We waste a ton of resources for drilling, transporting and refining, creating in the process huge externalities, to ensure reliable production and supply. And it will only get worse as we are running out of easy to tap sources.

Looking for cheap and viable alternatives to fossils is not a conspiracy or a game. It’s an absolute necessity.

> Just because you can drive 2’ and casually get 100 liters of gasoline does not make fossil fuel infinite.

The finiteness of fossil fuels is not an issue we need to worry about right now.

> it will only get worse as we are running out of easy to tap sources.

As it gets worse, we'll just move on to other sources. No problems at all. At least none that would be easier to prevent than to solve.

> Looking for cheap and viable alternatives to fossils is not a conspiracy or a game

No, this is a pure, large-scale corruption conspiracy.

Corn is just a very inefficient solar panel.
I always thought that trading precious topsoil for motive power when oil does just fine was an insane premise. Too bad not enough people recognize this for what it is. Biomass is another issue that I find grossly inappropriate.
It's not completely insane when you remember that we also grow the crops for food, and exactly matching food requirements with production yield is impossible, so there will be times of gross excesses (especially with corn, which can produce _way_ more than you could have ever dreamed of if the weather is just right). Turning excess product back into usable energy instead leaving it in a pile to rot can be worthwhile.

The problem is that humans don't understand moderation. They heard it makes sense at some small scale and automatically assume it would be even better if we scale it up massively.
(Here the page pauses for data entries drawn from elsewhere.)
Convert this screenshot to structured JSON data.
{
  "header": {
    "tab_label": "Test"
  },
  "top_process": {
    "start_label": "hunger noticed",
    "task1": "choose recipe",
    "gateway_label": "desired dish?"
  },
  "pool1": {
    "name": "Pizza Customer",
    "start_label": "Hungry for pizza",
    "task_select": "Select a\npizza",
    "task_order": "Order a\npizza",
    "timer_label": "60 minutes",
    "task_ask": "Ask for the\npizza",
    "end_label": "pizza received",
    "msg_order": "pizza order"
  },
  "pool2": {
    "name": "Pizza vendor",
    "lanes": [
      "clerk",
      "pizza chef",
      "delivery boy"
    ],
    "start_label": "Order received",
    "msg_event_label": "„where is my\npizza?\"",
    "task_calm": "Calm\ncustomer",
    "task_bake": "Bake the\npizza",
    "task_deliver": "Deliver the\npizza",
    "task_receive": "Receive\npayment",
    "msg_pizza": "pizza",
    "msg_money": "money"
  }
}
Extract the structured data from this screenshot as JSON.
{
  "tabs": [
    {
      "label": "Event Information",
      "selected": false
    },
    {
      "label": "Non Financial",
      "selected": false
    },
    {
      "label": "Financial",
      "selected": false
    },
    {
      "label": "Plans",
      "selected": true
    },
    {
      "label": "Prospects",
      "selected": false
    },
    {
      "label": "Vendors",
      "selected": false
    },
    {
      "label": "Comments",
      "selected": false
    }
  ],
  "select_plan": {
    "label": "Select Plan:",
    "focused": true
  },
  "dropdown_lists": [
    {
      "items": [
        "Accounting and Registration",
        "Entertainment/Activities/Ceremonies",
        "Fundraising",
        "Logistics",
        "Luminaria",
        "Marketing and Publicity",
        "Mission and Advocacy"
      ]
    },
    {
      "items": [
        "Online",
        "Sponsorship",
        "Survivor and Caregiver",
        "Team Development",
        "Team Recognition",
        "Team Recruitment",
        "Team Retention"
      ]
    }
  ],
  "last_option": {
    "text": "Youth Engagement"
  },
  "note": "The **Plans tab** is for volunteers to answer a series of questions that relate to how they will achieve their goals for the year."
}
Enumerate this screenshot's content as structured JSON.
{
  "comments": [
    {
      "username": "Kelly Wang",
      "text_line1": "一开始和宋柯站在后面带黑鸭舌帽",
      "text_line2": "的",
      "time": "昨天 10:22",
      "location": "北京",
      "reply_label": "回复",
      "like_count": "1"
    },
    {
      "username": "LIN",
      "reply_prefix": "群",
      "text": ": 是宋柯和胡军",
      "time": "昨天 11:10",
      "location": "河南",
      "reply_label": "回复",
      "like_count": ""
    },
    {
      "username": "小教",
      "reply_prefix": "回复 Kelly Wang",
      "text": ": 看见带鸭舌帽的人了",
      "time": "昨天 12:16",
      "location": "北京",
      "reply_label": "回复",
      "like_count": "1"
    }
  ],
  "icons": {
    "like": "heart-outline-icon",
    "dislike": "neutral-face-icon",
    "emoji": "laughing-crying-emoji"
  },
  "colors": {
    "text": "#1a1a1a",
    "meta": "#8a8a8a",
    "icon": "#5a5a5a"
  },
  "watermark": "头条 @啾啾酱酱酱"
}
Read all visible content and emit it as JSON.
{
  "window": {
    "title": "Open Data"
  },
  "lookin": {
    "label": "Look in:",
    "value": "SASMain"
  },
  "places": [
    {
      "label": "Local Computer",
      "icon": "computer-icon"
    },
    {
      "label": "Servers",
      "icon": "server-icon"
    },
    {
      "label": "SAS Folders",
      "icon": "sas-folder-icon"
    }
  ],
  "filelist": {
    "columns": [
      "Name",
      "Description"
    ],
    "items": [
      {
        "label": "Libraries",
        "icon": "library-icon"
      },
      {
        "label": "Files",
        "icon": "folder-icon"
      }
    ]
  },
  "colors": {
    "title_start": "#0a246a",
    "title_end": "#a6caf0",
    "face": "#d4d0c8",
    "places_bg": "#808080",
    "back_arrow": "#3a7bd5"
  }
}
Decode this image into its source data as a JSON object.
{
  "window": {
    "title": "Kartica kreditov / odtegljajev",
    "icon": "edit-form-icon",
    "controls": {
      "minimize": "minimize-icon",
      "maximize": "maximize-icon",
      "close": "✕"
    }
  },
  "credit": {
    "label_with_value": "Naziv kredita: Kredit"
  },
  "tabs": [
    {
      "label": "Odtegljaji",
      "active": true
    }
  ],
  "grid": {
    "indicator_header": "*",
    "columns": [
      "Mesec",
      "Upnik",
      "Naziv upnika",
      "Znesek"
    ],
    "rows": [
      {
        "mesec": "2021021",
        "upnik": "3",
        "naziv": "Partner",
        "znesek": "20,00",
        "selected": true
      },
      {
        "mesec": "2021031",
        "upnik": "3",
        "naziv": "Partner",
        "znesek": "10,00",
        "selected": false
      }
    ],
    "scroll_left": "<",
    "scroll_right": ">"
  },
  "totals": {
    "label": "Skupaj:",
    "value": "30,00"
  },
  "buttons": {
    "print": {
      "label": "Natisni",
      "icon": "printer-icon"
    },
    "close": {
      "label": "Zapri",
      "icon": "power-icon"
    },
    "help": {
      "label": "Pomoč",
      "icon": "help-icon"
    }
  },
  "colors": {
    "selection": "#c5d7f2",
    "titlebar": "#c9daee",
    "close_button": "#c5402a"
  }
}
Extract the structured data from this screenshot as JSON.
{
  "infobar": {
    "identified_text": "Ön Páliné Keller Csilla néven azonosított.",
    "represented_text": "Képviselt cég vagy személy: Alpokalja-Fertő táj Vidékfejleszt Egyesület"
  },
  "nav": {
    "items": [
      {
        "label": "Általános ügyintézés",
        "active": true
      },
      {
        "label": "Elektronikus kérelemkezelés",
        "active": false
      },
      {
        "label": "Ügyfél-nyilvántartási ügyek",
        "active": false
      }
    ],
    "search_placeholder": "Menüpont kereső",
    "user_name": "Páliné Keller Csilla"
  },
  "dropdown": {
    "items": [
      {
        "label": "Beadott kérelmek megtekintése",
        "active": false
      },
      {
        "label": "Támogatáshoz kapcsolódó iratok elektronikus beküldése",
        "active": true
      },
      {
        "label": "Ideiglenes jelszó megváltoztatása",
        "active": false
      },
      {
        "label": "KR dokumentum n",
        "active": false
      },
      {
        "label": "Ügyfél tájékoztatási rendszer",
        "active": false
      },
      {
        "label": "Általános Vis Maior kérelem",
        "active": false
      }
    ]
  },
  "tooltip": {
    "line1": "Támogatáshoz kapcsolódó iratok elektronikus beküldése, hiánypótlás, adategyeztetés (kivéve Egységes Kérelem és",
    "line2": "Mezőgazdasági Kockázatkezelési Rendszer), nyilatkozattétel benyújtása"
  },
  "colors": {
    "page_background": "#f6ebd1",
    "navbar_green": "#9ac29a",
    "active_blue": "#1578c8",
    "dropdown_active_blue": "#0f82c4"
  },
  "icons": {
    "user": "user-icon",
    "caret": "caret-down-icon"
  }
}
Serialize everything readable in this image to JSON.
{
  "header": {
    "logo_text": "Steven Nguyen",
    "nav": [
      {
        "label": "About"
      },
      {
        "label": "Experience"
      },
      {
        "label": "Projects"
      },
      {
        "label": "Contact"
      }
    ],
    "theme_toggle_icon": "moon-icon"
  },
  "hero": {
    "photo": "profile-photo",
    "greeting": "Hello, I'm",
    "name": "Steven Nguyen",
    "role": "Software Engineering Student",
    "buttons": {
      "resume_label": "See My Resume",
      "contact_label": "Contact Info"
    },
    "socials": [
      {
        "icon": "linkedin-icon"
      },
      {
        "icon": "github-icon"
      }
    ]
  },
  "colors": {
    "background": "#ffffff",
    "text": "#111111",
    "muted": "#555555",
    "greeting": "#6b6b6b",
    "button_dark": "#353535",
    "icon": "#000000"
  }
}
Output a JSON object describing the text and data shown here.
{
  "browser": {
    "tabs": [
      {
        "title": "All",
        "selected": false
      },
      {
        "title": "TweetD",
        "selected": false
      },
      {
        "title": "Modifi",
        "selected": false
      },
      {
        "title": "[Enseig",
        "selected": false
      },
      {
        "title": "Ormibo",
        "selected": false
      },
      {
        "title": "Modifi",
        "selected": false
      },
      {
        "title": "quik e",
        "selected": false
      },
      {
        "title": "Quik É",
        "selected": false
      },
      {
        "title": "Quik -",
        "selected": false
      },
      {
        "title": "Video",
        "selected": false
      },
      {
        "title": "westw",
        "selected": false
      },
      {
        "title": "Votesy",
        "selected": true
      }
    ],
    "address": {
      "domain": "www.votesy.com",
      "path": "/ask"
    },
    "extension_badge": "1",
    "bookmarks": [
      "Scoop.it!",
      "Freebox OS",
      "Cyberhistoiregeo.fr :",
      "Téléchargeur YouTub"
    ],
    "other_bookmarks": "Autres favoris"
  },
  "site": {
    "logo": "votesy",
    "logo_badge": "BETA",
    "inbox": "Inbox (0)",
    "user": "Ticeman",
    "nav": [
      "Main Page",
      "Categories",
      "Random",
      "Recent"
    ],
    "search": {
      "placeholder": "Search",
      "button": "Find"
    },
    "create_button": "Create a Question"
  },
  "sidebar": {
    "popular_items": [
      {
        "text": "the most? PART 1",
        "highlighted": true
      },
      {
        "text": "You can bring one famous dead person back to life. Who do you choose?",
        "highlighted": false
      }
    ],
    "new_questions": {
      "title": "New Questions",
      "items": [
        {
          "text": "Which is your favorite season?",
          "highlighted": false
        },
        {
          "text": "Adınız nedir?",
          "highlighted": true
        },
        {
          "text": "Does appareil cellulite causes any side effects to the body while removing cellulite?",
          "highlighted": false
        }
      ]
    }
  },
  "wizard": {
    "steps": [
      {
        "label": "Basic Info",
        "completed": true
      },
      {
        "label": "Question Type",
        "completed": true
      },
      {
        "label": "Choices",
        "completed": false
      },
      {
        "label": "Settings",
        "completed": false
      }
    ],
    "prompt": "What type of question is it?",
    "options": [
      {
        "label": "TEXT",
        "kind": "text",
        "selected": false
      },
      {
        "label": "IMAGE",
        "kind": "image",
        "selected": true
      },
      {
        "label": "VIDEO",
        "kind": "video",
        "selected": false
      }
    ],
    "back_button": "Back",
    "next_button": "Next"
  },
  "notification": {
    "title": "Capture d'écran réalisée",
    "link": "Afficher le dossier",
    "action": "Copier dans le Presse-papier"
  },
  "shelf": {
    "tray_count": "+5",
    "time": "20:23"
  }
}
Now — if you look at the comments here — they heard it doesn't work at massive scale, and take from it that it doesn't ever make sense...

If the carbon has been stored 1 million years ago and you burn it the total net amount of CO2 in the atmosphere increases

If the carbon was stored last year and you burn it the net amount of carbon stays about the same YoY

Moving the transport sector over to the latter carbon or electrical would be a good direction in general

Disregarding spidy senses and mental gymnastics about people starving if they dont eat all that corn, I dont understand how we fail to see this as a net benefit and crap articles like that get produced

This article is just state propaganda which wants artificially dumped food prices (otherwise riots) decoupled from arbitrary energy prices
Just wait until you learn about the crazy stuff like corn syrup, “fortified” highly processed white bread and sugary kids cereal they’ve pushed for the last 40 years. There’s a reason the farm bill tackles both ends: Farm subsidies and SNAP - American taxpayers are literally subsidizing the obesity health crisis.
The public wants to be mislead by dumb-ass feelgood statements about how green something inefficient and expensive is.
Corn ethanol as a car fuel looks espeically bad if you compare it to solar generation on the same land area. You get ~200x car miles per acre with solar electric vs corn and combustion engine.
Ah, E85. My wife's flex-fuel Chevy could use it, but it ran poorly and mileage noticeably dropped. It wasn't worth the meager savings (it's usually more expensive now) over regular gas. I've always wondered about the environmental impact. It's clear now that it's not great. I'm not surprised.